Le gouvernement appuyé par le MEDEF, a d’ores et déjà annoncé sa volonté de poursuivre dans le sens des décisions prises en 2003, à travers l’allongement à 41 ans de la durée de cotisations pour une retraite à taux plein, d’ici 2012, puis à 42 ans…
Alors que dans la situation actuelle, 20% des hommes et 50% des femmes n’ont pas les annuités exigées pour prendre la retraite à taux plein. Dans le même temps, le niveau des pensions a fortement reculé ces dernières années.
En 20 ans, de 1987 à 2007, les pensions du régime général ont décroché de 20% par rapport au salaire moyen d’activité, à cause de l’indexation des retraites sur les prix.
Si la réforme de 2002 n’est pas abrogée, ce niveau devrait continuer à baisser en moyenne de 10% encore d’ici 2020, et de 25% d’ici 2050 !»
Pour le syndicaliste la situation est inacceptable.
«Retraite ne doit pas rimer avec galère. Nous revendiquons un droit à la retraite à 60 ans avec un socle commun, un taux de remplacement d’au moins 75% du salaire, primes comprises, des six derniers mois d’activité, avec un minimum équivalent au SMIC, l’indexation des pensions sur les salaires, la suppression de la décote.

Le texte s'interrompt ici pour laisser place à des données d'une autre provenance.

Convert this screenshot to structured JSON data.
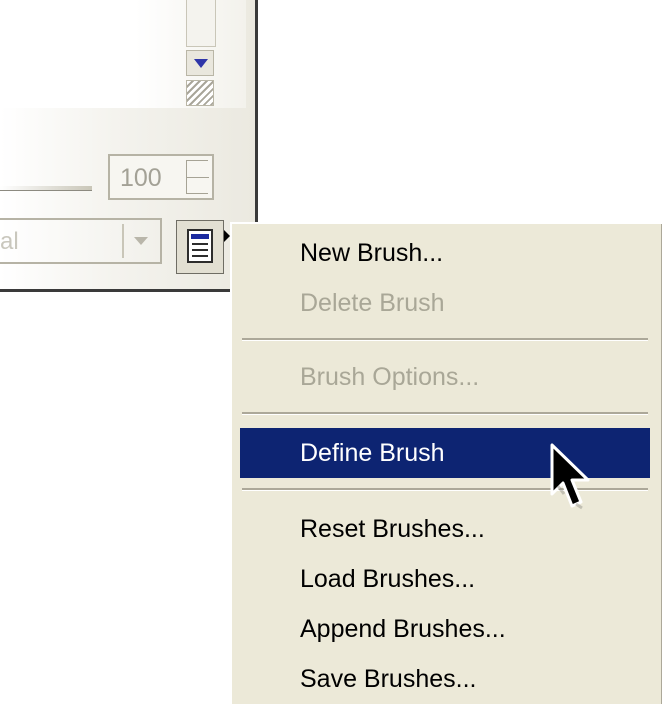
{
  "panel": {
    "opacity_value": "100",
    "mode_value": "al"
  },
  "menu": {
    "items": [
      {
        "label": "New Brush...",
        "state": "enabled"
      },
      {
        "label": "Delete Brush",
        "state": "disabled"
      },
      {
        "label": "Brush Options...",
        "state": "disabled"
      },
      {
        "label": "Define Brush",
        "state": "highlighted"
      },
      {
        "label": "Reset Brushes...",
        "state": "enabled"
      },
      {
        "label": "Load Brushes...",
        "state": "enabled"
      },
      {
        "label": "Append Brushes...",
        "state": "enabled"
      },
      {
        "label": "Save Brushes...",
        "state": "enabled"
      }
    ]
  },
  "icons": {
    "scroll_down": "scroll-down-arrow-icon",
    "resize_grip": "resize-grip-icon",
    "palette_menu": "palette-menu-icon",
    "flyout": "flyout-arrow-icon",
    "cursor": "mouse-pointer-icon"
  },
  "colors": {
    "menu_bg": "#ece9d8",
    "highlight": "#0d2472",
    "disabled_text": "#a9a797"
  }
}
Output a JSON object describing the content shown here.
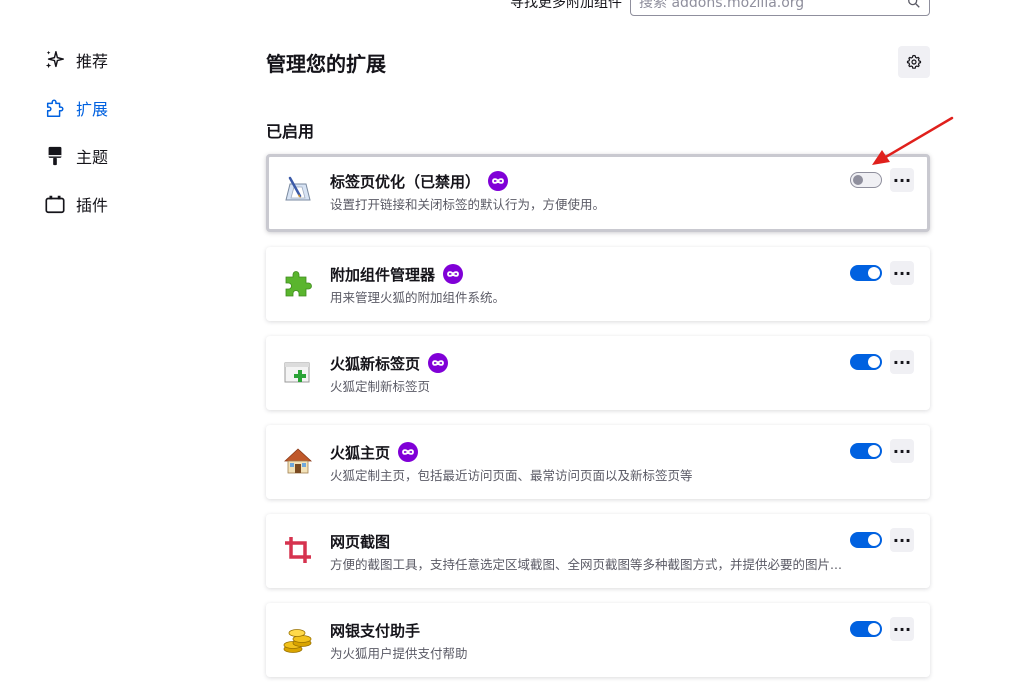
{
  "top": {
    "find_more_label": "寻找更多附加组件",
    "search_placeholder": "搜索 addons.mozilla.org"
  },
  "sidebar": {
    "items": [
      {
        "label": "推荐",
        "icon": "sparkle-icon",
        "active": false
      },
      {
        "label": "扩展",
        "icon": "puzzle-icon",
        "active": true
      },
      {
        "label": "主题",
        "icon": "brush-icon",
        "active": false
      },
      {
        "label": "插件",
        "icon": "plugin-icon",
        "active": false
      }
    ]
  },
  "main": {
    "title": "管理您的扩展",
    "section_enabled": "已启用",
    "extensions": [
      {
        "name": "标签页优化（已禁用）",
        "desc": "设置打开链接和关闭标签的默认行为，方便使用。",
        "icon": "tab-optimize-icon",
        "badge": true,
        "enabled": false
      },
      {
        "name": "附加组件管理器",
        "desc": "用来管理火狐的附加组件系统。",
        "icon": "green-puzzle-icon",
        "badge": true,
        "enabled": true
      },
      {
        "name": "火狐新标签页",
        "desc": "火狐定制新标签页",
        "icon": "new-tab-icon",
        "badge": true,
        "enabled": true
      },
      {
        "name": "火狐主页",
        "desc": "火狐定制主页，包括最近访问页面、最常访问页面以及新标签页等",
        "icon": "house-icon",
        "badge": true,
        "enabled": true
      },
      {
        "name": "网页截图",
        "desc": "方便的截图工具，支持任意选定区域截图、全网页截图等多种截图方式，并提供必要的图片...",
        "icon": "crop-icon",
        "badge": false,
        "enabled": true
      },
      {
        "name": "网银支付助手",
        "desc": "为火狐用户提供支付帮助",
        "icon": "coins-icon",
        "badge": false,
        "enabled": true
      }
    ]
  },
  "colors": {
    "accent": "#0061e0",
    "badge": "#8000d7",
    "annotation": "#e0201c"
  }
}
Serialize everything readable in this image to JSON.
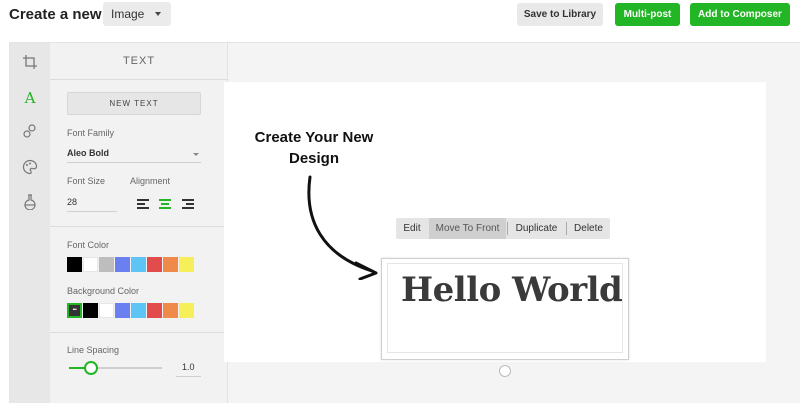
{
  "header": {
    "title": "Create a new",
    "type_select": "Image",
    "buttons": {
      "save_to_library": "Save to Library",
      "multi_post": "Multi-post",
      "add_to_composer": "Add to Composer"
    }
  },
  "rail": {
    "icons": [
      "crop-icon",
      "text-icon",
      "shapes-icon",
      "palette-icon",
      "filter-icon"
    ],
    "active": "text-icon"
  },
  "panel": {
    "title": "TEXT",
    "new_text_button": "NEW TEXT",
    "font_family_label": "Font Family",
    "font_family_value": "Aleo Bold",
    "font_size_label": "Font Size",
    "font_size_value": "28",
    "alignment_label": "Alignment",
    "alignment_options": [
      "left",
      "center",
      "right"
    ],
    "alignment_selected": "center",
    "font_color_label": "Font Color",
    "font_colors": [
      "#000000",
      "#ffffff",
      "#bdbdbd",
      "#6a80f0",
      "#5ec4f5",
      "#e34c4c",
      "#f08a4b",
      "#f7ef5a"
    ],
    "background_color_label": "Background Color",
    "background_colors": [
      "#333333",
      "#000000",
      "#ffffff",
      "#6a80f0",
      "#5ec4f5",
      "#e34c4c",
      "#f08a4b",
      "#f7ef5a"
    ],
    "background_selected_index": 0,
    "line_spacing_label": "Line Spacing",
    "line_spacing_value": "1.0",
    "line_spacing_fraction": 0.24
  },
  "canvas": {
    "annotation": "Create Your New Design",
    "context_menu": {
      "edit": "Edit",
      "move_to_front": "Move To Front",
      "duplicate": "Duplicate",
      "delete": "Delete"
    },
    "text_element": "Hello World"
  },
  "colors": {
    "accent": "#22b525"
  }
}
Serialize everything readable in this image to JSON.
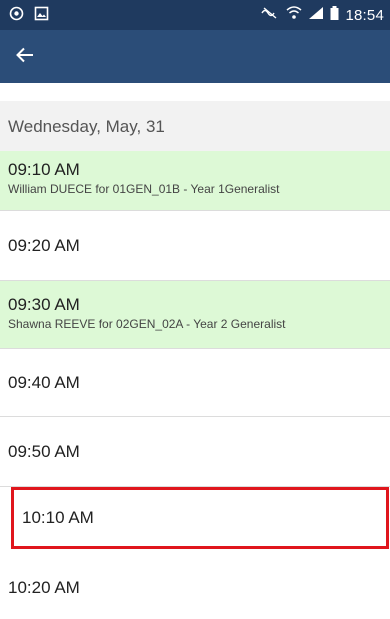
{
  "status_bar": {
    "time": "18:54",
    "left_icons": [
      "settings-circle-icon",
      "image-icon"
    ],
    "right_icons": [
      "muted-icon",
      "wifi-icon",
      "signal-icon",
      "battery-icon"
    ]
  },
  "app_bar": {
    "back_icon": "arrow-left-icon"
  },
  "schedule": {
    "date": "Wednesday, May, 31",
    "slots": [
      {
        "time": "09:10 AM",
        "detail": "William DUECE for 01GEN_01B - Year 1Generalist",
        "booked": true
      },
      {
        "time": "09:20 AM",
        "detail": "",
        "booked": false
      },
      {
        "time": "09:30 AM",
        "detail": "Shawna REEVE for 02GEN_02A - Year 2 Generalist",
        "booked": true
      },
      {
        "time": "09:40 AM",
        "detail": "",
        "booked": false
      },
      {
        "time": "09:50 AM",
        "detail": "",
        "booked": false
      },
      {
        "time": "10:10 AM",
        "detail": "",
        "booked": false,
        "highlighted": true
      },
      {
        "time": "10:20 AM",
        "detail": "",
        "booked": false
      }
    ]
  },
  "colors": {
    "status_bar": "#1f3a5f",
    "app_bar": "#2b4d78",
    "booked_slot": "#ddf9d6",
    "highlight_border": "#e0161d",
    "date_header_bg": "#f2f2f2"
  }
}
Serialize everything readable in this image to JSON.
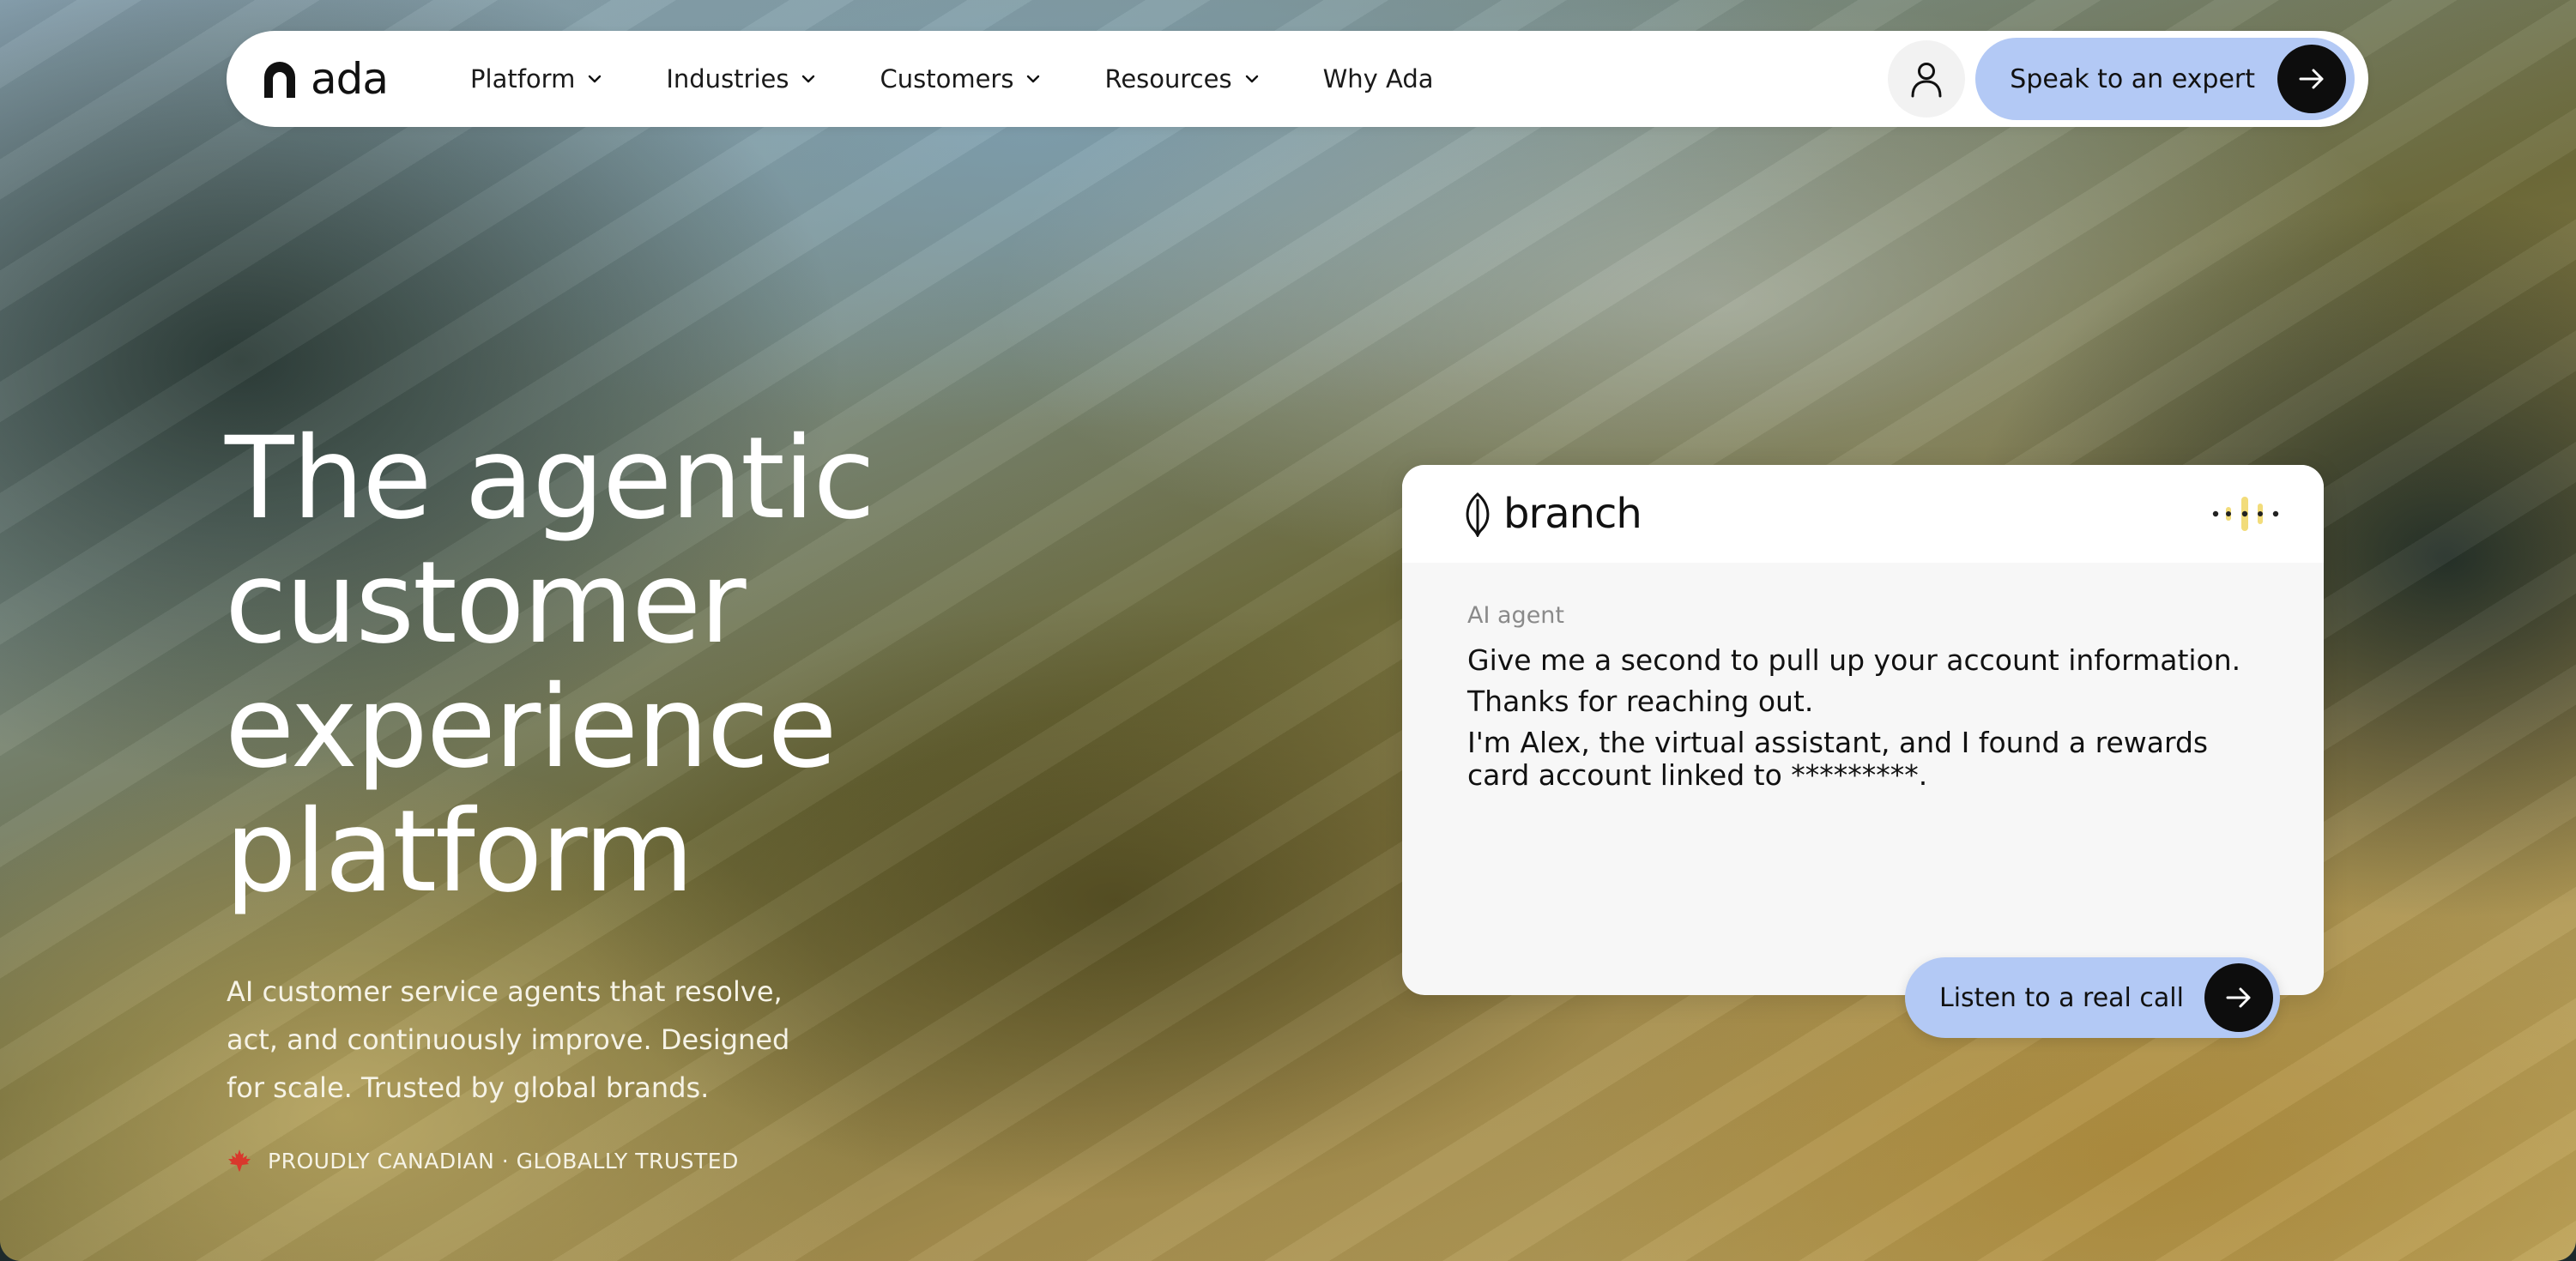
{
  "nav": {
    "logo_text": "ada",
    "menu": [
      {
        "label": "Platform",
        "has_dropdown": true
      },
      {
        "label": "Industries",
        "has_dropdown": true
      },
      {
        "label": "Customers",
        "has_dropdown": true
      },
      {
        "label": "Resources",
        "has_dropdown": true
      },
      {
        "label": "Why Ada",
        "has_dropdown": false
      }
    ],
    "cta_label": "Speak to an expert"
  },
  "hero": {
    "headline_lines": [
      "The agentic",
      "customer",
      "experience",
      "platform"
    ],
    "subtext": "AI customer service agents that resolve, act, and continuously improve. Designed for scale. Trusted by global brands.",
    "badge": "PROUDLY CANADIAN · GLOBALLY TRUSTED"
  },
  "chat_card": {
    "brand": "branch",
    "sender": "AI agent",
    "messages": [
      "Give me a second to pull up your account information.",
      "Thanks for reaching out.",
      "I'm Alex, the virtual assistant, and I found a rewards card account linked to *********."
    ],
    "listen_label": "Listen to a real call"
  },
  "colors": {
    "cta_background": "#b3c9f5",
    "arrow_button": "#0d0d0d",
    "maple_leaf": "#d9382c",
    "wave_accent": "#f2dc7a"
  },
  "icons": {
    "logo": "ada-logo-icon",
    "chevron": "chevron-down-icon",
    "user": "user-icon",
    "arrow": "arrow-right-icon",
    "maple": "maple-leaf-icon",
    "brand": "branch-leaf-icon",
    "voice": "voice-wave-icon"
  }
}
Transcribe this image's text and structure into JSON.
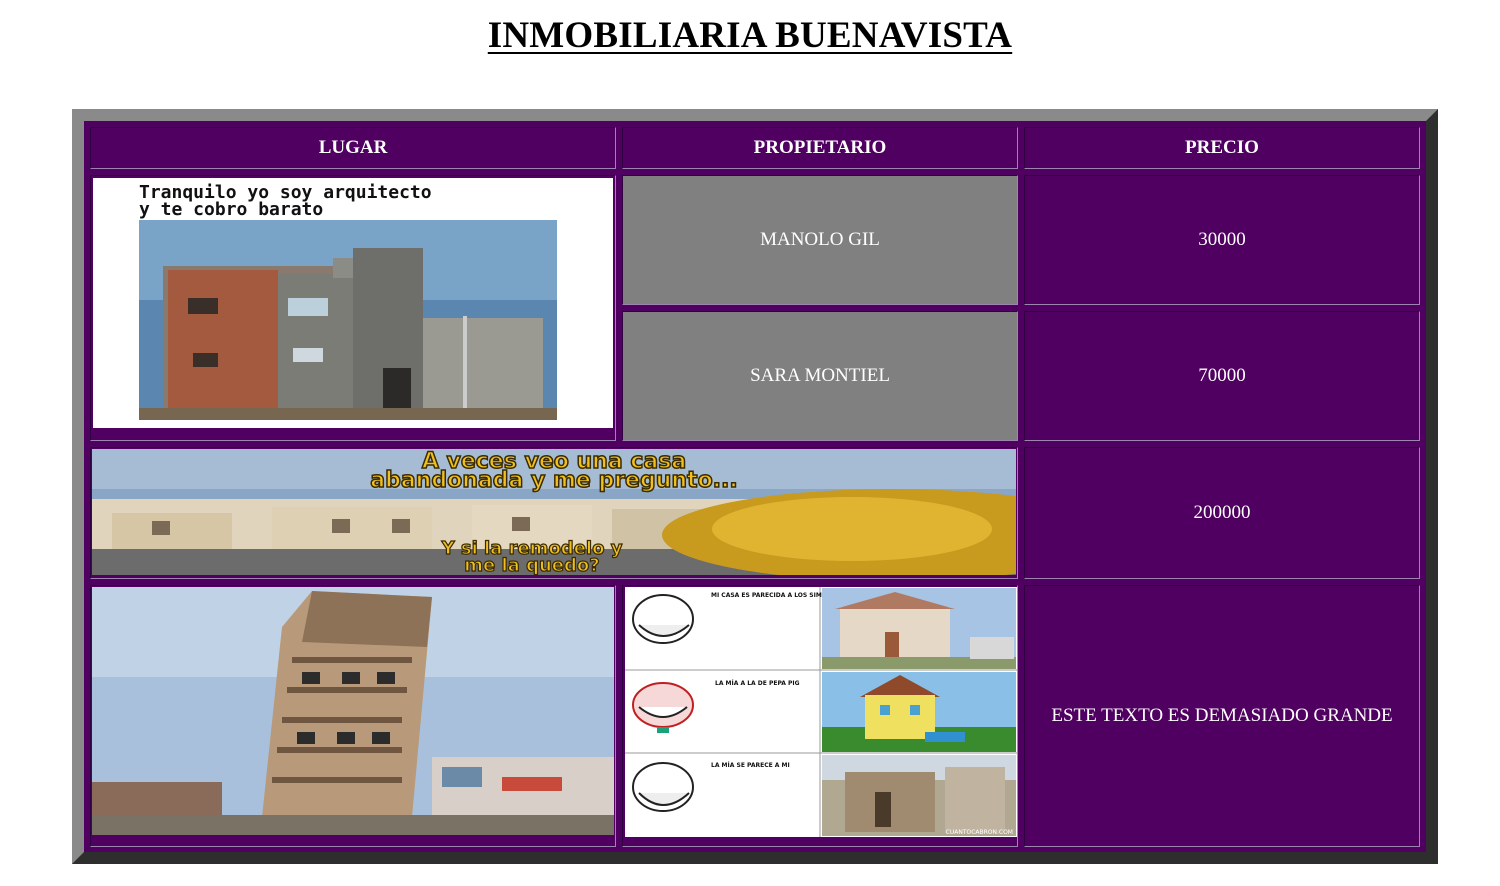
{
  "page": {
    "title": "INMOBILIARIA BUENAVISTA"
  },
  "table": {
    "headers": [
      "LUGAR",
      "PROPIETARIO",
      "PRECIO"
    ],
    "rows": [
      {
        "propietario": "MANOLO GIL",
        "precio": "30000"
      },
      {
        "propietario": "SARA MONTIEL",
        "precio": "70000"
      },
      {
        "precio": "200000"
      },
      {
        "precio": "ESTE TEXTO ES DEMASIADO GRANDE"
      }
    ]
  },
  "images": {
    "building1_caption": [
      "Tranquilo yo soy arquitecto",
      "y te cobro barato"
    ],
    "abandoned_caption_top": [
      "A veces veo una casa",
      "abandonada y me pregunto..."
    ],
    "abandoned_caption_bottom": [
      "Y si la remodelo y",
      "me la quedo?"
    ],
    "comic_captions": [
      "MI CASA ES PARECIDA A LOS SIMPSONS",
      "LA MÍA A LA DE PEPA PIG",
      "LA MÍA SE PARECE A MI"
    ],
    "comic_watermark": "CUANTOCABRON.COM"
  },
  "colors": {
    "table_bg": "#4f0060",
    "owner_cell_bg": "#808080",
    "frame_light": "#8a8a8a",
    "frame_dark": "#2e2e2e"
  }
}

Dans le même temps, l’espérance de vie à la retraite en bonne santé est le principal critère d’équité entre salariés. L’écart d’espérance de vie stricte est aujourd’hui de plus de 6 ans entre un ouvrier et un cadre dirigeant.
C’est pour cela, que la CGT, la FSU et Solidaires revendiquent un droit au départ à retraite pour les salariés exerçant des travaux pénibles, insalubres et dangereux. Le besoin de financement supplémentaire est nécessaire. C’est d’ailleurs compréhensible. Il s’agit bien d’un choix de société !»
Pour les responsables syndicaux, le rassemblement de samedi constitue un premier rendez vous qui en appellera certainement d’autres.